May 22, 2013 (Dan’s Table)

Preserving culture during company growth

– You can’t preserve culture. It is made every day.
– If you want a certain culture, do those things.
– Choose people when hiring
– Office can set the tone
– Management can set priorities but they need to do them.
– Do you want the same culture after growth? Cultures don’t necessarily scale. Culture of 30 doesn’t work with 80.
– New people will change the culture. You can’t avoid it; you can try to steer it.
– Politics

Help desk knowledge base / beta software
– Multiple products
– new refs on different schedules
– how to support beta customers
– beta customers may not know that they are beta customers. (more of an A/B sort of testing)
– who gets the beta?
– stop doing beta. Deliver faster, do fewer changes in each release.
– Dogfood

Managing customer-visible help pages
– Standard pages vs custom pages written by a rep
– Can customer tell what they are looking at?
– How would you find errors?
– Variation by itself isn’t a problem; incorrectness is.
– customer-facing sites may become stale
– CSRs need to be accountable for accuracy
– Do pages get audited?
– What about when CSRs move on>

Bringing standup back to focus
– Gamify it
– Time people
– encourage brevity: measure it.
– try it for a week and people will start to recalibrate to what a short statement sounds like
– What is the point of the standup? (varies by team)
– Limit who is in the meeting.
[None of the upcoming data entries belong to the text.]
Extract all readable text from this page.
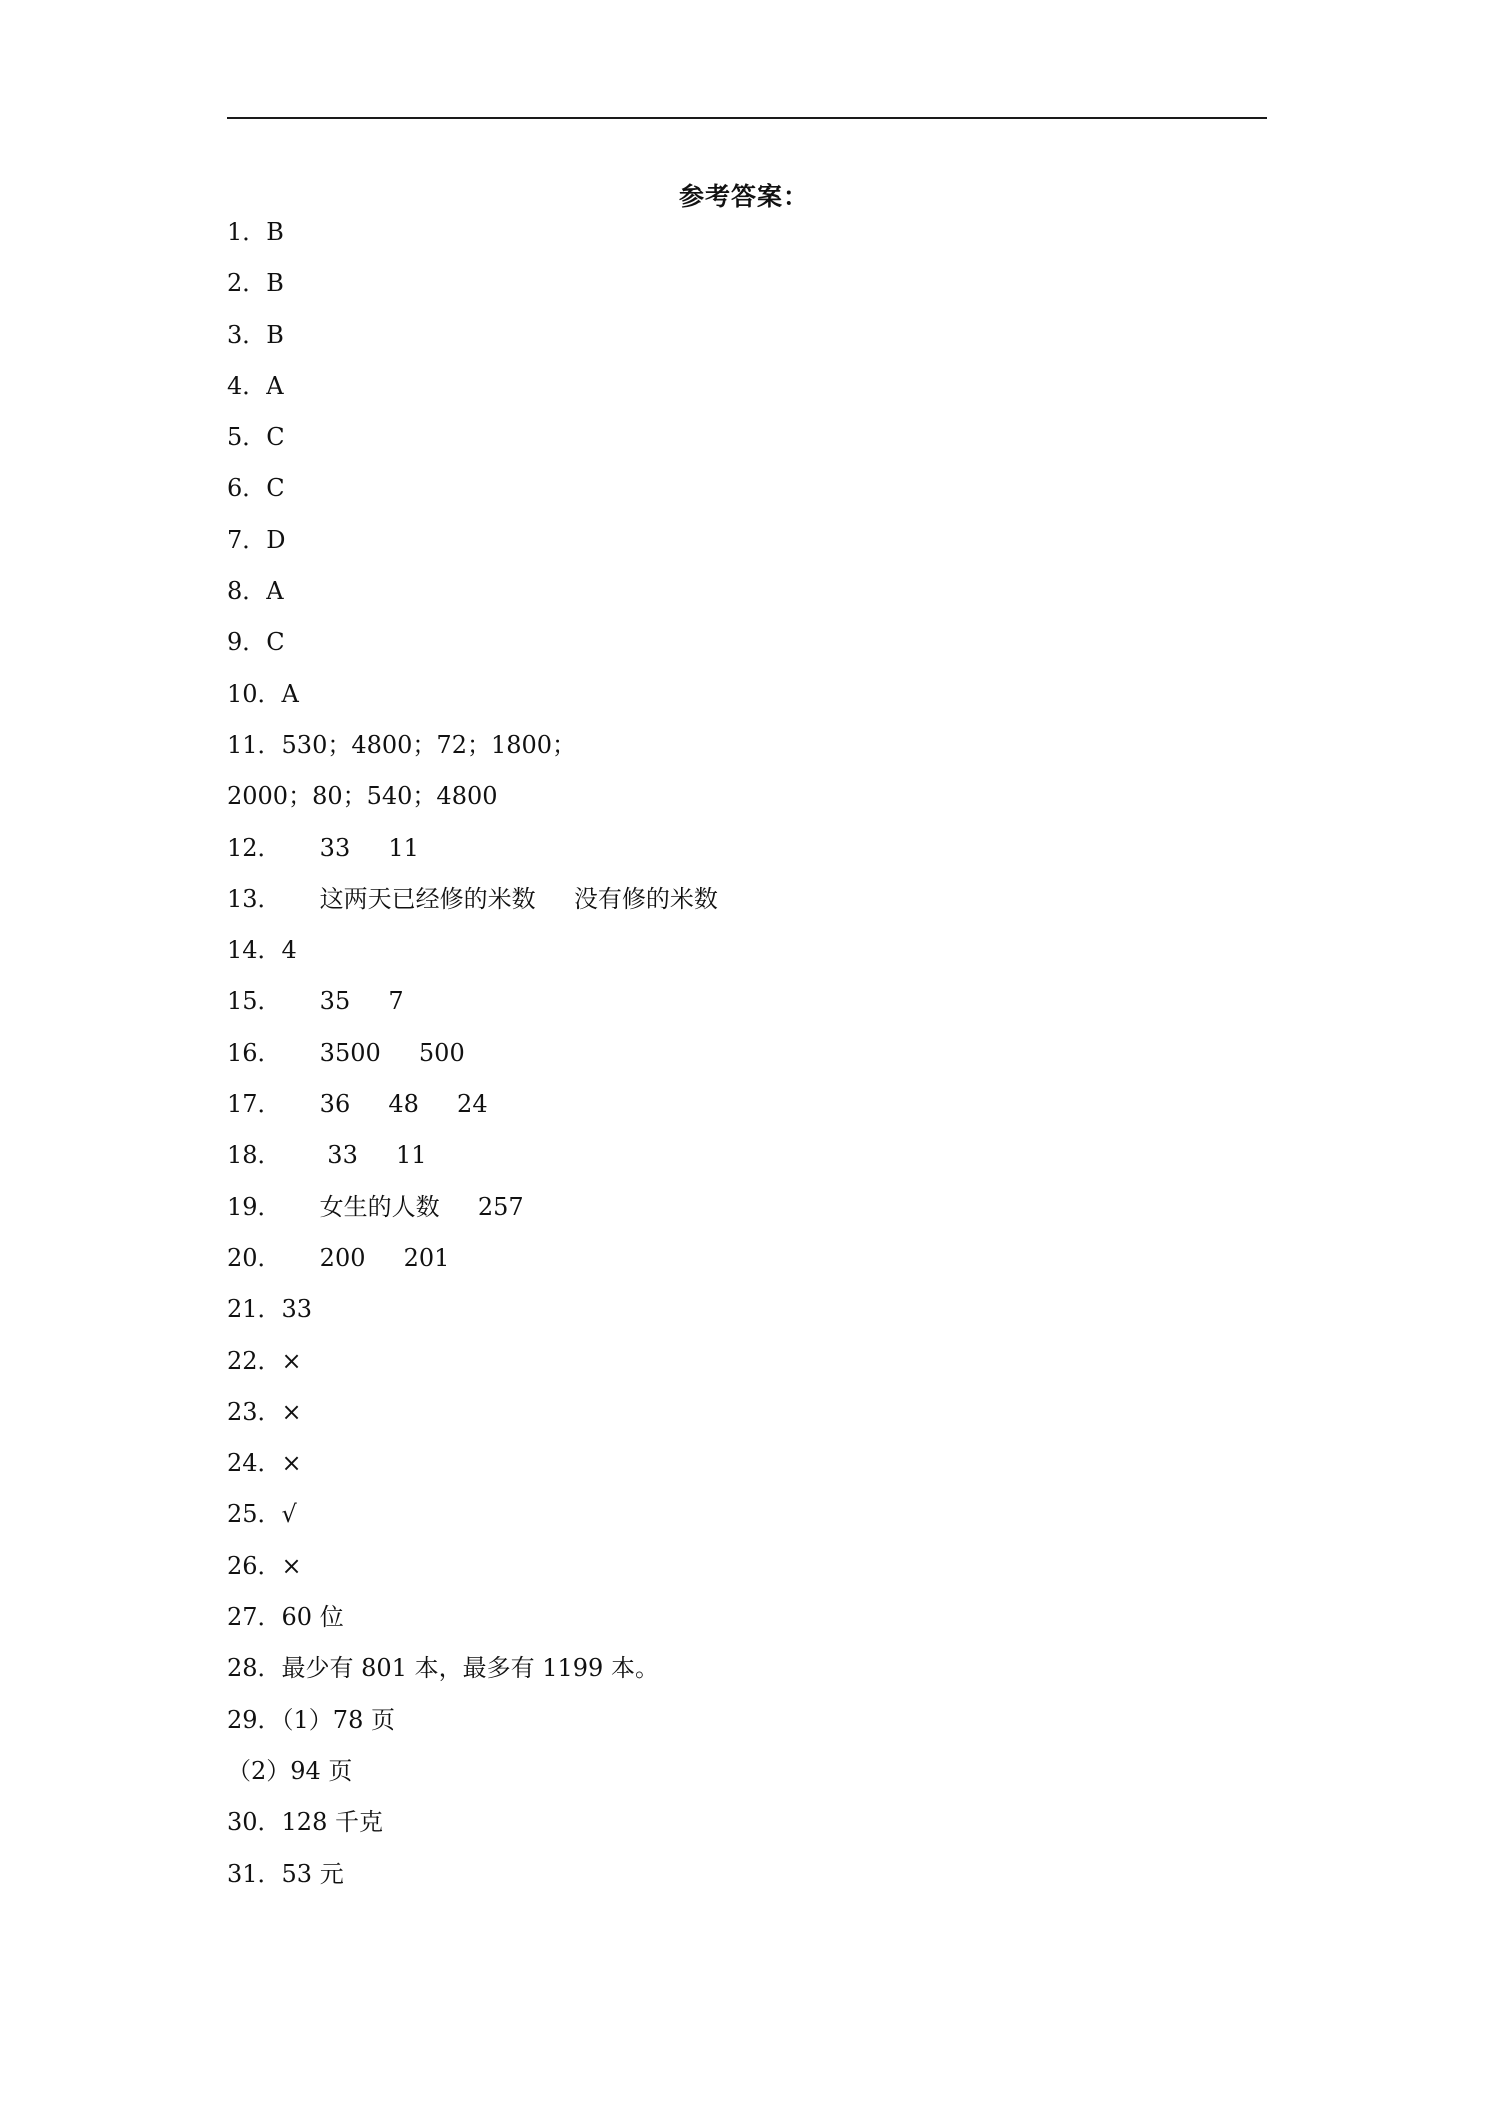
参考答案：
1．B
2．B
3．B
4．A
5．C
6．C
7．D
8．A
9．C
10．A
11．530；4800；72；1800；
2000；80；540；4800
12．     33     11
13．     这两天已经修的米数     没有修的米数
14．4
15．     35     7
16．     3500     500
17．     36     48     24
18．      33     11
19．     女生的人数     257
20．     200     201
21．33
22．×
23．×
24．×
25．√
26．×
27．60 位
28．最少有 801 本，最多有 1199 本。
29．（1）78 页
（2）94 页
30．128 千克
31．53 元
Only pigs get to talk; chickens get to watch. (In consulting, being a pig or a chicken depends on if you are billable to that project)
– Stay on target
– If what you want to say doesn’t add value, don’t say it.
– Learning questions: Instead of talking about what you did, talk about what you learned.
– Be aggressive about the rathole call: if the discussion is wandering, call people on it.
– For special cases: you can talk as long as you hold the electric ball: http://www.thinkgeek.com/product/91b8/
– Don’t have the standup in a comfortable place where people relax. Stand up; make people want to finish and get back to work.
– Save the staff meeting stuff for a staff meeting

How to companies manage customer experience across different channels (blog, ads, help desk, youtube videos, etc)
– Who owns each channel?
– Does old content get pruned?
– Analyze what works
– Who originates content? (NR has engineers write blog postings about new features)
– Solutions can get out of date

Presenting to developers
– Know your audience
– Know your material
– Know your message
– Right amount of emotion in your talk. Engineers can smell a sales pitch and will tune you out
– More interactive/less interactive
– Tell a story. Don’t just recite facts.
– Talk about the “why”
– Get devs talking to customers, out of their comfort zone
– Presentation Zen/Tufte
– Interactivity
– are you trying to influence behavior or just convey information?

Lean Roadmaps
– Once you get past a few months out it gets fuzzy
– Quarterly roadmaps
– features vs maintenance
– Release often and change direction as needed
– All about communication
– still need a vision, even though the specifics may be fuzzy
– 3 months is a long time in technology
– Always question priorities. Are we doing the most important thing?